Powell made one point that raises doubt about the correctness of the Fed's earlier view of rate cuts through year end.  He attributed most of the weak job growth to fewer immigrants and a decline in labor force participation, i.e, a labor supply issue.  Unless the lower participation rate reflects discouragement in the face of weak labor demand, these supply issues imply that slow economic growth is enough to keep the labor market at full employment.  In other words, easier monetary policy to boost growth would not be necessary.

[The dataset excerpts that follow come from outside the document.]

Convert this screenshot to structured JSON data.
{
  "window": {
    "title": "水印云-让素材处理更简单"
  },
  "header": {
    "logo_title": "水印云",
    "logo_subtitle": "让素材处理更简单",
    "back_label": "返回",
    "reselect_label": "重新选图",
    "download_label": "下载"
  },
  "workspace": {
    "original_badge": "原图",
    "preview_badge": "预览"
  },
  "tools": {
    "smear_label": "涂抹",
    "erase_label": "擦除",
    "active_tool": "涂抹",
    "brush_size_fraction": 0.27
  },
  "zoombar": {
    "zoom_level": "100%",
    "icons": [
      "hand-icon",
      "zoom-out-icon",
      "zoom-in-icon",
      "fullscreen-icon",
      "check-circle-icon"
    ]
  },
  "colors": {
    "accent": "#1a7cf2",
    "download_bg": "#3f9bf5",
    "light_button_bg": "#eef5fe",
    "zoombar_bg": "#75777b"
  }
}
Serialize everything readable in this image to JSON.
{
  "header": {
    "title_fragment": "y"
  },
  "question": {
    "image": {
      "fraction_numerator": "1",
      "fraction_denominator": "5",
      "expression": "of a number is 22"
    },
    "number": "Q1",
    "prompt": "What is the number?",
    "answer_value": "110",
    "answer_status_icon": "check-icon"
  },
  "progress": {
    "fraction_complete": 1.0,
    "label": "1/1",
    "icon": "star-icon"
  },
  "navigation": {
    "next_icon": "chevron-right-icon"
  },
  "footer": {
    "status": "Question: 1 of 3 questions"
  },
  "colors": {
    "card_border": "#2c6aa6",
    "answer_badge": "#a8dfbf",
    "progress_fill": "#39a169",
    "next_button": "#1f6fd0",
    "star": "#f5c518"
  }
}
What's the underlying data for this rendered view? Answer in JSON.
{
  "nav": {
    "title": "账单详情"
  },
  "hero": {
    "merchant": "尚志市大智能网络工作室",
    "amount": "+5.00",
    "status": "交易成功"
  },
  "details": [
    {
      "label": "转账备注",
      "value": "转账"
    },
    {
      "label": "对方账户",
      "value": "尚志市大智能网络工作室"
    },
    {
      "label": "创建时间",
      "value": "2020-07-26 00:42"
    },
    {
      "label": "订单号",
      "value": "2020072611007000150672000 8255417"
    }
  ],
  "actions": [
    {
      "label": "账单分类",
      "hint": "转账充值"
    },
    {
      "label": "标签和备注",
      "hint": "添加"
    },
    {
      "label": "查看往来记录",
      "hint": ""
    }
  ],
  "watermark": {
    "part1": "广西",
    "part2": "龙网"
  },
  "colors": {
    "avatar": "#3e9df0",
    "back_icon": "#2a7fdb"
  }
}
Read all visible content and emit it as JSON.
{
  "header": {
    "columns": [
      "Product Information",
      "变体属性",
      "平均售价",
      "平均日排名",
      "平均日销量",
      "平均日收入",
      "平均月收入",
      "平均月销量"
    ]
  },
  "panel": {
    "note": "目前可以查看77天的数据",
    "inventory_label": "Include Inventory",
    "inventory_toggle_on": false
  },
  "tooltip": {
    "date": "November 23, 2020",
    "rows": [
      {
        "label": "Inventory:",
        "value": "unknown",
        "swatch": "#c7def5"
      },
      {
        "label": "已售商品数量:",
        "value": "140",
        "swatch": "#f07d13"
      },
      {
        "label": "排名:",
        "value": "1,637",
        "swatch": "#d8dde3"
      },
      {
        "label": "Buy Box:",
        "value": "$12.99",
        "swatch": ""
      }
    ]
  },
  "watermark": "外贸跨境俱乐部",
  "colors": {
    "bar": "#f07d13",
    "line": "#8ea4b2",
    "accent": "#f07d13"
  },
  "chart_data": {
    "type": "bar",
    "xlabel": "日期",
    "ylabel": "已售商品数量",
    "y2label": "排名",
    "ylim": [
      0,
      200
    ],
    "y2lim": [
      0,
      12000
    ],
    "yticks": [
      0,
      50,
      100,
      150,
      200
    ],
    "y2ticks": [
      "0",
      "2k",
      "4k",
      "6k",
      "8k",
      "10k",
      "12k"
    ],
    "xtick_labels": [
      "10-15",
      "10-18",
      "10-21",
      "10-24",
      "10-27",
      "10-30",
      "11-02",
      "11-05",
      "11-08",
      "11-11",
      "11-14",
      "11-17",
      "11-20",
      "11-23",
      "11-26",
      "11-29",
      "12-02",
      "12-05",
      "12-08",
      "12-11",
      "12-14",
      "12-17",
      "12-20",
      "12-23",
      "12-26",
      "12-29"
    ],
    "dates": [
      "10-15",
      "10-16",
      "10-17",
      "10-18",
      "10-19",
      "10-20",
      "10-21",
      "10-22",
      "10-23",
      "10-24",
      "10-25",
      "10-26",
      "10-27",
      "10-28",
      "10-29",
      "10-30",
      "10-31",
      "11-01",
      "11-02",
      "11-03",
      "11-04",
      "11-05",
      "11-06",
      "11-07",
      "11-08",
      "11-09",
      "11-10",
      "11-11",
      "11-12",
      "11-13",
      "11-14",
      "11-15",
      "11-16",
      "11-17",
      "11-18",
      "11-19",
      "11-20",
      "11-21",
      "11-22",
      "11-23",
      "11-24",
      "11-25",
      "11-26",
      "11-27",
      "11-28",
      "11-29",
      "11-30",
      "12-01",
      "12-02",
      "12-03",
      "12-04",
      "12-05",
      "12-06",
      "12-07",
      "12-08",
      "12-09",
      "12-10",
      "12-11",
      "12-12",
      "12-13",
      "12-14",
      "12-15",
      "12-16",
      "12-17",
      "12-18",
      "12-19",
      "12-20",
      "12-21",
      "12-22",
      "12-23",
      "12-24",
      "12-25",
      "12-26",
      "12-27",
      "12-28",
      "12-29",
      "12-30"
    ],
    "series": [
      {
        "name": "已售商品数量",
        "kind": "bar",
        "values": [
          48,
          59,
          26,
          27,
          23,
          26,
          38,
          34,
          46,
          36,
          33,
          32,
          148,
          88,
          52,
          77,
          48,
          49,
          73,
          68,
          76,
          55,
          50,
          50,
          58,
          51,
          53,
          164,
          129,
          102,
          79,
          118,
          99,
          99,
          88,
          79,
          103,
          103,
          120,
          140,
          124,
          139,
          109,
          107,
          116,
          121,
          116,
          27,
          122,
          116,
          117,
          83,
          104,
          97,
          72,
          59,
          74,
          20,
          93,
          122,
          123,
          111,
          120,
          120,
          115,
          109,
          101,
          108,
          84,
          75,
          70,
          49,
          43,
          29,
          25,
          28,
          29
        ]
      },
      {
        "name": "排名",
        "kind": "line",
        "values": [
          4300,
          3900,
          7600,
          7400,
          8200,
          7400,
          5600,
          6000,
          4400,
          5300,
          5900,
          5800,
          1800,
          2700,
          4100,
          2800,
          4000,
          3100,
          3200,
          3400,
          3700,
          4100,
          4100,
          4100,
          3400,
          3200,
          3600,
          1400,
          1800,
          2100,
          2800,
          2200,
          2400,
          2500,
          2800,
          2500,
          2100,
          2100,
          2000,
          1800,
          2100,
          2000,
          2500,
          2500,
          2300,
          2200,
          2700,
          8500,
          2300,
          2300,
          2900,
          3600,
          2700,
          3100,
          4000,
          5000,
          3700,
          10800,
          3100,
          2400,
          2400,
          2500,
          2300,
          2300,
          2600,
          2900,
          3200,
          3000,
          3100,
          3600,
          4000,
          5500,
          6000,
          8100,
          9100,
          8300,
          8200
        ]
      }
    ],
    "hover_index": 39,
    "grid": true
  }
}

Powell made some positive comments about inflation.  He said tariffs are largely behind the currently above-target inflation rate, with the y/y of the September PCE Deflator estimated at 2.8% for both Total and Core.  The Fed still thinks the tariffs' impact on the inflation rate likely will be gone after a few months, possibly by Spring (although not the impact on the price level).  Inflation should then move down to the Fed's 2% target.  Important as well, Powell said he expects housing-related inflation to continue to slow.  This benign longer-term inflation outlook suggests that the current high inflation prints should not stand in the way of easier monetary policy.

The Fed's decision to end its portfolio selling is a form of easier monetary policy.  It should help lower longer-term yields, particularly mortgage rates.  Powell said that after December 1, the Fed will buy short-term Treasury bills to offset maturing mortgage-backeds, keeping the Fed's balance sheet steady.  The latter's composition would shift to having a greater share of Treasuries.  Also, the duration of the Fed's holding would shorten, moving it closer to the duration of all outstanding Treasury securities.  These changes could flatten the Treasury yield curve without signaling an upcoming recession, which would be a positive for stocks.